The negotiations come as Israel is fighting on at least two other fronts, with Hezbollah militants in the border region with Lebanon and in raids into the Israeli-occupied West Bank, which on Thursday stretched into a ninth day.
Israeli airstrikes killed five Palestinians in the area of Tubas, a small city in the northern West Bank. The Israeli raids have left at least 39 people dead and 145 others injured, according to the Palestinian Health Ministry, as well as damaging homes, roads, and power, water and internet lines.
Israel describes the raids as an effort to crack down on Palestinian armed groups and combat rising attacks against Israelis. The Israeli military said Thursday’s strikes near Tubas targeted armed fighters who hurled explosives and shot at security forces.
Violence has flared in the West Bank since Hamas’s surprise Oct. 7 attack on Israel, which killed about 1,200 people, and the devastating Israeli bombing campaign and invasion that followed. More than 600 Palestinians have been killed in that time in the West Bank, according to the United Nations, as Israel has ramped up military raids there and violence by extremist Jewish settlers has increased.

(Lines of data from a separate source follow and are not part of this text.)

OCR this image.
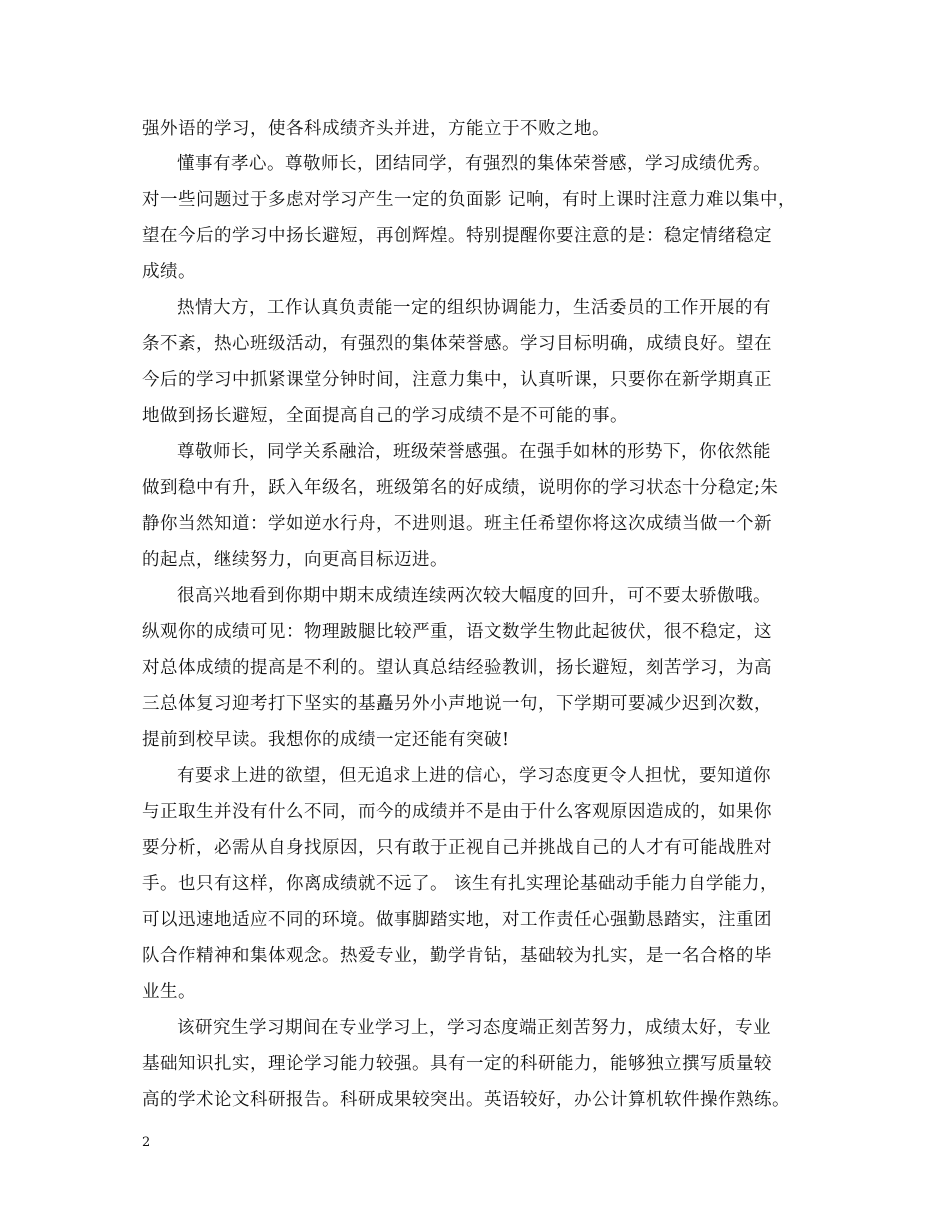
强外语的学习，使各科成绩齐头并进，方能立于不败之地。
懂事有孝心。尊敬师长，团结同学，有强烈的集体荣誉感，学习成绩优秀。
对一些问题过于多虑对学习产生一定的负面影 记响，有时上课时注意力难以集中，
望在今后的学习中扬长避短，再创辉煌。特别提醒你要注意的是：稳定情绪稳定
成绩。
热情大方，工作认真负责能一定的组织协调能力，生活委员的工作开展的有
条不紊，热心班级活动，有强烈的集体荣誉感。学习目标明确，成绩良好。望在
今后的学习中抓紧课堂分钟时间，注意力集中，认真听课，只要你在新学期真正
地做到扬长避短，全面提高自己的学习成绩不是不可能的事。
尊敬师长，同学关系融洽，班级荣誉感强。在强手如林的形势下，你依然能
做到稳中有升，跃入年级名，班级第名的好成绩，说明你的学习状态十分稳定;朱
静你当然知道：学如逆水行舟，不进则退。班主任希望你将这次成绩当做一个新
的起点，继续努力，向更高目标迈进。
很高兴地看到你期中期末成绩连续两次较大幅度的回升，可不要太骄傲哦。
纵观你的成绩可见：物理跛腿比较严重，语文数学生物此起彼伏，很不稳定，这
对总体成绩的提高是不利的。望认真总结经验教训，扬长避短，刻苦学习，为高
三总体复习迎考打下坚实的基矗另外小声地说一句，下学期可要减少迟到次数，
提前到校早读。我想你的成绩一定还能有突破!
有要求上进的欲望，但无追求上进的信心，学习态度更令人担忧，要知道你
与正取生并没有什么不同，而今的成绩并不是由于什么客观原因造成的，如果你
要分析，必需从自身找原因，只有敢于正视自己并挑战自己的人才有可能战胜对
手。也只有这样，你离成绩就不远了。 该生有扎实理论基础动手能力自学能力，
可以迅速地适应不同的环境。做事脚踏实地，对工作责任心强勤恳踏实，注重团
队合作精神和集体观念。热爱专业，勤学肯钻，基础较为扎实，是一名合格的毕
业生。
该研究生学习期间在专业学习上，学习态度端正刻苦努力，成绩太好，专业
基础知识扎实，理论学习能力较强。具有一定的科研能力，能够独立撰写质量较
高的学术论文科研报告。科研成果较突出。英语较好，办公计算机软件操作熟练。
2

U.S. officials hope that a cease-fire in Gaza could calm tensions across the region, including the West Bank and southern Lebanon.
Israel is deeply divided between people who want a cease-fire to free the hostages, and those who want the military to continue to pursue and kill Hamas. Even the short pauses in fighting for the vaccination campaign have faced some pushback in Israel.
In the first phase of the vaccination campaign, the W.H.O. inoculated more than 187,000 children in central Gaza over three days. The second phase, which began on Thursday in southern Gaza, is scheduled to last three days. A third and final phase is planned for northern Gaza.
The effort aims to vaccinate a total of about 640,000 children under 10 against the disease. The plan is to give a second dose to each child next month.
Health officials say the war has created the conditions for a resurgence of polio, which spreads by contact with fecal matter. The vast majority of Gaza’s population has been displaced in the war and countless families are living in cramped tents with little access to sewage or clean water.
The World Health Organization says the vaccination program exceeded its target for the first phase by 30,000 children, as more than 2,180 workers fanned out across hospitals, temporary schools and camps for displaced people, visiting tents and areas destroyed by nearly 11 months of fighting.